Es gilt den schwierigen Balanceakt zu bewerkstelligen, einerseits die Erosion der für unsere Demokratie so wichtigen Arbeitsstandards des Journalismus abzuwenden, sie aber andererseits dennoch kostengünstiger zu organisieren. Hierzu nur einige kurze Impulse:

  • Digitale Anwendungen und permanente Vernetzung ermöglichen es heute, journalistische (Zusammen-)Arbeit zunehmend virtuell und über die Grenzen physischer Redaktionsräumlichkeiten hinaus zu bewerkstelligen. Beispielsweise die investigativen Recherchenetzwerke „Panama Papers“ oder „Football Leaks“ verweisen in diese Richtung.
  • Ermöglichende Rahmenbedingungen für den Journalismus, z.B. technologische Infrastruktur oder Controlling-Aufgaben, können heute in weitläufigeren Zusammenschlüssen organisiert werden, ohne dass jeder einzelne Verlag oder jede Neugründung diese unterstützenden Strukturen selbst mühsam und kostenintensiv aufbauen müsste. Überall dort, wo der inhaltlich-publizistische Wettbewerb nicht beeinträchtigt wird, sollten Medienschaffende auf Kooperation setzen – dies unterstreicht auch das jüngste Schweizer „Jahrbuch Qualität der Medien“.
  • Die Öffnung der journalistischen Wertschöpfung für Partnerinnen und Partner sollte auch pro-bono-Kooperationen mit gleichgesinnten Mitstreitern und Komplizen, die sich ebenfalls für die gemeinwohlorientierten Werte des Journalismus einsetzen, in Erwägung ziehen: Juristische Unterstützung oder Qualitätssicherung können Tätigkeitsfelder sein, in denen sich professionelle Unterstützer (Rechtsanwälte, Lektoren) auch gemeinnützig oder zu erheblich reduzierten Tagessätzen einbringen.
  • Auch Automatisierung, z.B. über Verfahren der Künstlichen Intelligenz, gilt es zu erproben. Das meint nicht, einem naiven ‚Roboterjournalismus‘ das Wort zu reden, vielmehr die menschliche Arbeitszeit sinnvoller einzusetzen als für repetitive und standardisierte Aufgaben, die oft schon heute mit geschickt trainierten Algorithmen erledigt werden können.

Zeit für Innovationen: Im Journalismus Lab der Landesanstalt für Medien NRW entstehen neue Ideen für den Medienmarkt der Zukunft (Fotos: Christian Herrmann)


Es geht also keineswegs um die unbeholfenen Ansätze eines zukunftsabgewandten „Downsizing“ oder „Cost Cutting“, sondern vielmehr darum, die Redaktion neu zu denken: Könnten wir sie auf der grünen Wiese planen, wie sähe heute die geeignete Organisationsform für journalistisches Arbeiten aus?

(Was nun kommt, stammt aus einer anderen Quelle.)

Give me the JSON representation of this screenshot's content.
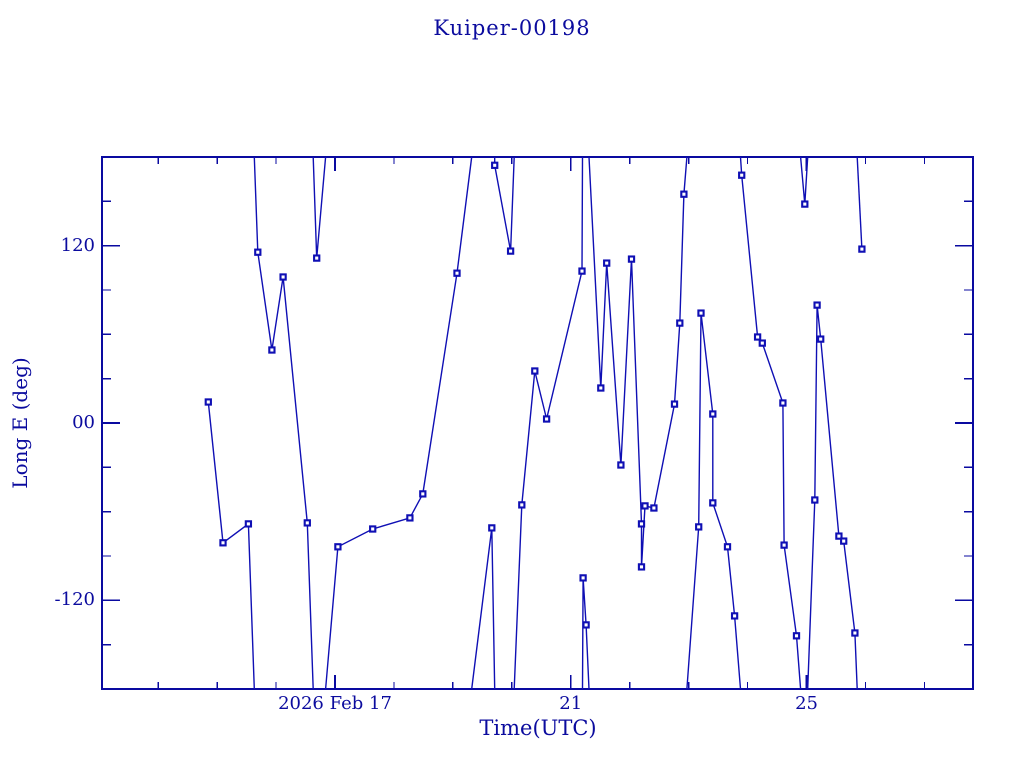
{
  "figure": {
    "title": "Kuiper-00198",
    "x_axis_label": "Time(UTC)",
    "y_axis_label": "Long E (deg)"
  },
  "colors": {
    "background": "#ffffff",
    "text": "#0b0b9e",
    "axis": "#0a0aa0",
    "line": "#0f0fb4",
    "marker": "#0f0fb4",
    "marker_center": "#ffffff"
  },
  "chart_data": {
    "type": "line",
    "title": "Kuiper-00198",
    "xlabel": "Time(UTC)",
    "ylabel": "Long E (deg)",
    "x_unit": "day of 2026 Feb (UTC)",
    "xlim": [
      13.05,
      27.82
    ],
    "ylim": [
      -180,
      180
    ],
    "grid": false,
    "legend": false,
    "marker_shape": "open-square",
    "x_major_ticks": [
      {
        "day": 17,
        "label": "2026 Feb 17"
      },
      {
        "day": 21,
        "label": "21"
      },
      {
        "day": 25,
        "label": "25"
      }
    ],
    "x_minor_tick_days": [
      14,
      15,
      16,
      18,
      19,
      20,
      22,
      23,
      24,
      26,
      27
    ],
    "y_major_ticks": [
      {
        "value": 120,
        "label": "120"
      },
      {
        "value": 0,
        "label": "00"
      },
      {
        "value": -120,
        "label": "-120"
      }
    ],
    "y_minor_tick_values": [
      -150,
      -90,
      -60,
      -30,
      30,
      60,
      90,
      150
    ],
    "points": [
      [
        14.85,
        14.2
      ],
      [
        15.1,
        -81.1
      ],
      [
        15.53,
        -68.3
      ],
      [
        15.69,
        115.6
      ],
      [
        15.93,
        49.4
      ],
      [
        16.12,
        98.8
      ],
      [
        16.53,
        -67.6
      ],
      [
        16.69,
        111.6
      ],
      [
        17.05,
        -83.8
      ],
      [
        17.64,
        -71.7
      ],
      [
        18.27,
        -64.2
      ],
      [
        18.49,
        -48.0
      ],
      [
        19.07,
        101.4
      ],
      [
        19.66,
        -71.0
      ],
      [
        19.71,
        174.4
      ],
      [
        19.98,
        116.3
      ],
      [
        20.17,
        -55.4
      ],
      [
        20.39,
        35.2
      ],
      [
        20.59,
        2.7
      ],
      [
        21.19,
        102.8
      ],
      [
        21.21,
        -104.8
      ],
      [
        21.26,
        -136.6
      ],
      [
        21.51,
        23.7
      ],
      [
        21.61,
        108.2
      ],
      [
        21.85,
        -28.4
      ],
      [
        22.03,
        110.9
      ],
      [
        22.2,
        -68.3
      ],
      [
        22.2,
        -97.4
      ],
      [
        22.26,
        -56.1
      ],
      [
        22.41,
        -57.5
      ],
      [
        22.76,
        12.8
      ],
      [
        22.85,
        67.6
      ],
      [
        22.92,
        154.8
      ],
      [
        23.17,
        -70.3
      ],
      [
        23.21,
        74.4
      ],
      [
        23.41,
        6.1
      ],
      [
        23.41,
        -54.1
      ],
      [
        23.66,
        -83.8
      ],
      [
        23.78,
        -130.5
      ],
      [
        23.9,
        167.7
      ],
      [
        24.17,
        58.2
      ],
      [
        24.25,
        54.1
      ],
      [
        24.6,
        13.5
      ],
      [
        24.62,
        -82.6
      ],
      [
        24.83,
        -144.0
      ],
      [
        24.97,
        148.1
      ],
      [
        25.14,
        -52.1
      ],
      [
        25.18,
        79.8
      ],
      [
        25.24,
        56.8
      ],
      [
        25.55,
        -76.5
      ],
      [
        25.63,
        -79.9
      ],
      [
        25.82,
        -142.1
      ],
      [
        25.94,
        117.7
      ]
    ],
    "segments": [
      [
        [
          14.85,
          14.2
        ],
        [
          15.1,
          -81.1
        ],
        [
          15.53,
          -68.3
        ],
        [
          15.63,
          -180
        ]
      ],
      [
        [
          15.63,
          180
        ],
        [
          15.69,
          115.6
        ],
        [
          15.93,
          49.4
        ],
        [
          16.12,
          98.8
        ],
        [
          16.53,
          -67.6
        ],
        [
          16.63,
          -180
        ]
      ],
      [
        [
          16.63,
          180
        ],
        [
          16.69,
          111.6
        ],
        [
          16.84,
          180
        ]
      ],
      [
        [
          16.84,
          -180
        ],
        [
          17.05,
          -83.8
        ],
        [
          17.64,
          -71.7
        ],
        [
          18.27,
          -64.2
        ],
        [
          18.49,
          -48.0
        ],
        [
          19.07,
          101.4
        ],
        [
          19.32,
          180
        ]
      ],
      [
        [
          19.32,
          -180
        ],
        [
          19.66,
          -71.0
        ],
        [
          19.71,
          -180
        ]
      ],
      [
        [
          19.71,
          180
        ],
        [
          19.71,
          174.4
        ],
        [
          19.98,
          116.3
        ],
        [
          20.04,
          180
        ]
      ],
      [
        [
          20.04,
          -180
        ],
        [
          20.17,
          -55.4
        ],
        [
          20.39,
          35.2
        ],
        [
          20.59,
          2.7
        ],
        [
          21.19,
          102.8
        ],
        [
          21.2,
          180
        ]
      ],
      [
        [
          21.2,
          -180
        ],
        [
          21.21,
          -104.8
        ],
        [
          21.26,
          -136.6
        ],
        [
          21.31,
          -180
        ]
      ],
      [
        [
          21.31,
          180
        ],
        [
          21.51,
          23.7
        ],
        [
          21.61,
          108.2
        ],
        [
          21.85,
          -28.4
        ],
        [
          22.03,
          110.9
        ],
        [
          22.2,
          -68.3
        ],
        [
          22.2,
          -97.4
        ],
        [
          22.26,
          -56.1
        ],
        [
          22.41,
          -57.5
        ],
        [
          22.76,
          12.8
        ],
        [
          22.85,
          67.6
        ],
        [
          22.92,
          154.8
        ],
        [
          22.97,
          180
        ]
      ],
      [
        [
          22.97,
          -180
        ],
        [
          23.17,
          -70.3
        ],
        [
          23.21,
          74.4
        ],
        [
          23.41,
          6.1
        ],
        [
          23.41,
          -54.1
        ],
        [
          23.66,
          -83.8
        ],
        [
          23.78,
          -130.5
        ],
        [
          23.88,
          -180
        ]
      ],
      [
        [
          23.88,
          180
        ],
        [
          23.9,
          167.7
        ],
        [
          24.17,
          58.2
        ],
        [
          24.25,
          54.1
        ],
        [
          24.6,
          13.5
        ],
        [
          24.62,
          -82.6
        ],
        [
          24.83,
          -144.0
        ],
        [
          24.9,
          -180
        ]
      ],
      [
        [
          24.9,
          180
        ],
        [
          24.97,
          148.1
        ],
        [
          25.02,
          180
        ]
      ],
      [
        [
          25.02,
          -180
        ],
        [
          25.14,
          -52.1
        ],
        [
          25.18,
          79.8
        ],
        [
          25.24,
          56.8
        ],
        [
          25.55,
          -76.5
        ],
        [
          25.63,
          -79.9
        ],
        [
          25.82,
          -142.1
        ],
        [
          25.86,
          -180
        ]
      ],
      [
        [
          25.86,
          180
        ],
        [
          25.94,
          117.7
        ]
      ]
    ]
  }
}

Wenn wir die Frage aufwerfen, wie sich der Journalismus zukünftig trägt, dann müssen wir auch hier ins Experimentieren kommen – denn Finanzierung und Organisation des Journalismus stehen in einem sich gegenseitig bedingenden Wechselverhältnis.

Neue Organisationsformen für journalistische (Zusammen-)Arbeit praktisch zu erproben, ist vorrangig eine unternehmerische, eine verlegerische Aufgabe. Doch auch Journalistinnen und Journalisten sollten sich beteiligen und die Initiative ergreifen. Mancherorts geschieht dies bereits, es sei nur auf innovative Gründungen wie RiffReporter oder Steady verwiesen. Eins jedenfalls scheint klar: Der organisationale Handlungsrahmen für den Journalismus des 21. Jahrhunderts kann nicht ohne Mitwirken der Journalistinnen und Journalisten gestaltet werden.

Hinweis: Dieser Beitrag erschien zuerst als Gastkolumne in „KIEK AN!“, Mitgliederjournal des DJV-Landesverbandes Mecklenburg-Vorpommern (Ausgabe 02/2019).